Historians Weigh in on Obama's Comparison of ISIS Militants to Medieval Christian Crusaders

Historians weigh in on whether the president's comparison is a fair one.

“I don’t think the president knows very much about the crusades,” Thomas Madden, a historian at the University of St. Louis, told ABC News.

The Crusades, which began in 1095 with the call of Pope Urban II to recover Jerusalem from Muslim rule, were a series of wars that lasted nearly two centuries. Although no reliable estimate of casualties caused by Crusaders exists, the massacre of over 2,700 Muslim prisoners by Richard the Lionheart outside Acre during the Third Crusade has been well documented and is remembered in the Middle East to this day.

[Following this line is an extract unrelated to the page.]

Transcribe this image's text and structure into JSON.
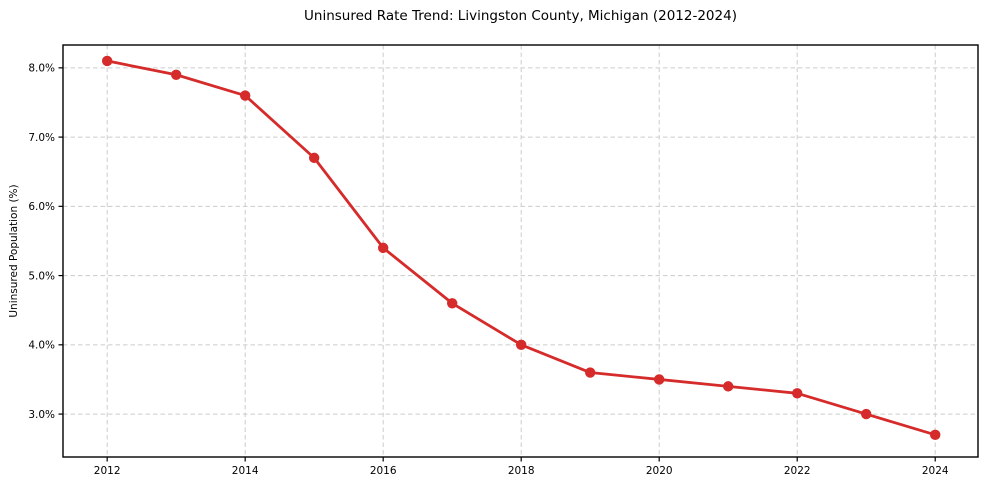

Thomas Asbridge, a historian at the University of London, said in a statement to ABC News, “It is true to say, that by modern standards, atrocities were committed by crusaders, as they were by their Muslim opponents, it is however, far less certain that, by medieval standards, crusading violence could be categorized as distinctly extreme in all instances.”

Asbridge said he doesn’t have a problem with the president reminding the world that the Christian Church “advocated violence, and at times even encouraged its adherents to engage in warfare” but to suggest a causal link between ISIS and the distant medieval phenomenon of the Crusades is “grounded in the manipulation and misrepresentation of historical evidence.”